GERMANY

GERMANY: Star economist honoured in Munich

The number of living holders of the Order is limited to 100 and it is presented every two years. Since he became President of Munich's prestigious Ifo (Institute for Economic Research) in 1999, Sinn has played an increasingly prominent role in the country's economic politics and is a member of the German Council of Economic Experts.
As Germany's top neoliberal economist, Sinn's outspoken anti-trade unionist views have frequently given rise to controversy in the heated atmosphere of the Grand Coalition reforms. To mark his 60th birthday, the economics faculty at Munich and the Ifo hosted a special international conference last Friday discussing 'Economic policy in the presence of globalisation'.
Sinn is deeply concerned about escalating wage costs in Germany, claiming that what he refers to as unreasonably high wages and salaries are responsible for mass unemployment, especially among low-skilled employees. To make Germany more competitive, working hours ought to be increased from 38 to 42 without wage adjustment, he says.
This would make employees more productive while enhancing supply and demand. From an economic angle, Sinn equates longer working hours with technological progress, arguing you cannot be in favour of one aspect and against the other. He blames the trade unions for spiralling wage levels and says that curbing their power would help make Germany more competitive internationally.
Also, he claims the unions were wrong to press for more employee participation the 1960s, arguing that more joint interest in firms for employees would be the better alternative. Co-determination, he alleges, has been the preferable option for trade unions because it secures them more posts for their officials.
A third obstacle to greater competitiveness and a better German position in globalisation is the structure of its welfare state. Sinn's critique of the German welfare state system is elaborated in Ist Deutschland noch zu retten?, of which there is a revised English edition: Can Germany be Saved? The malaise of the world's first welfare state. While generally accepting the need for a social welfare state ensuring redistribution to benefit the poorer strata of the population, Sinn maintains the German state welfare system needs better incentive structures. Unemployment benefit levels are reducing willingness to accept low-paid jobs.
Sinn's Ifo-Institut therefore advocates that the state ensure a minimum income instead of minimum wages. The Ifo model incorporates a Kombilohn, an income combining the wages paid by the employer with a state top-up share to attain a minimum level where necessary. According to Ifo, this system could create several million additional jobs, especially for the low-skilled jobless.
But critics of the model compare it with a revolving door, with subsidised employees ousting the unsubsidised ones. Trade unionists argue the model could only create new jobs if a demand for additional products really were to exist. But as it is, they say the Kombilohn only adds to wage-dumping by putting pressure on those earning higher wages, the bottom line being even less purchasing power and even more unemployed.
Basically Sinn is a staunch advocate of the market economy, as he stressed in an interview with Suddeutsche Zeitung last autumn.

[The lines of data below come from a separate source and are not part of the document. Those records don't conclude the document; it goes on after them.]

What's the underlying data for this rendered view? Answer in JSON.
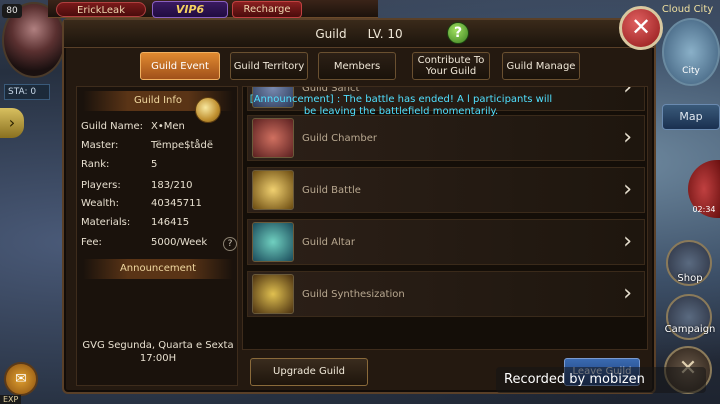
{
  "hud": {
    "level": "80",
    "player_name": "ErickLeak",
    "vip": "VIP6",
    "recharge": "Recharge",
    "sta": "STA: 0",
    "exp": "EXP"
  },
  "right_menu": {
    "city_label": "Cloud City",
    "city_sub": "City",
    "map": "Map",
    "timer": "02:34",
    "shop": "Shop",
    "campaign": "Campaign"
  },
  "dialog": {
    "title": "Guild",
    "level": "LV. 10",
    "help": "?",
    "close": "✕"
  },
  "tabs": [
    {
      "label": "Guild Event",
      "active": true
    },
    {
      "label": "Guild Territory",
      "active": false
    },
    {
      "label": "Members",
      "active": false
    },
    {
      "label": "Contribute To Your Guild",
      "active": false
    },
    {
      "label": "Guild Manage",
      "active": false
    }
  ],
  "guild_info": {
    "header": "Guild Info",
    "rows": [
      {
        "label": "Guild Name:",
        "value": "X•Men"
      },
      {
        "label": "Master:",
        "value": "Tëmpe$tådë"
      },
      {
        "label": "Rank:",
        "value": "5"
      },
      {
        "label": "Players:",
        "value": "183/210"
      },
      {
        "label": "Wealth:",
        "value": "40345711"
      },
      {
        "label": "Materials:",
        "value": "146415"
      },
      {
        "label": "Fee:",
        "value": "5000/Week"
      }
    ],
    "announcement_header": "Announcement",
    "announcement_text": "GVG Segunda, Quarta e Sexta 17:00H"
  },
  "broadcast": "[Announcement] : The battle has ended! A l participants will be leaving the battlefield momentarily.",
  "events": [
    {
      "label": "Guild Sanct",
      "icon": "sanctuary-icon",
      "color": "#3a4a6a"
    },
    {
      "label": "Guild Chamber",
      "icon": "chamber-icon",
      "color": "#6a3a3a"
    },
    {
      "label": "Guild Battle",
      "icon": "battle-icon",
      "color": "#5a4a1a"
    },
    {
      "label": "Guild Altar",
      "icon": "altar-icon",
      "color": "#2a4a5a"
    },
    {
      "label": "Guild Synthesization",
      "icon": "synthesis-icon",
      "color": "#4a3a1a"
    }
  ],
  "buttons": {
    "upgrade": "Upgrade Guild",
    "leave": "Leave Guild"
  },
  "watermark": "Recorded by mobizen",
  "colors": {
    "accent_orange": "#e08a30",
    "broadcast_cyan": "#50e0ff",
    "close_red": "#c03030",
    "help_green": "#5aa030"
  }
}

The market economy may not be fair but it is efficient, he says, with "a little more inequality" in income distribution also ultimately securing higher living standards for those benefiting less from it than if one were to create an egalitarian system "where everyone gets the same amount and everyone is poor".
Following Adam Smith's "invisible hand" and his "private vices, public virtues" formula, Sinn argues that everyone in the market economy will first of all think of his own well-being. "Even so, the market economy works," he says. "It doesn't need good people but works with people wishing to maximise their own advantage."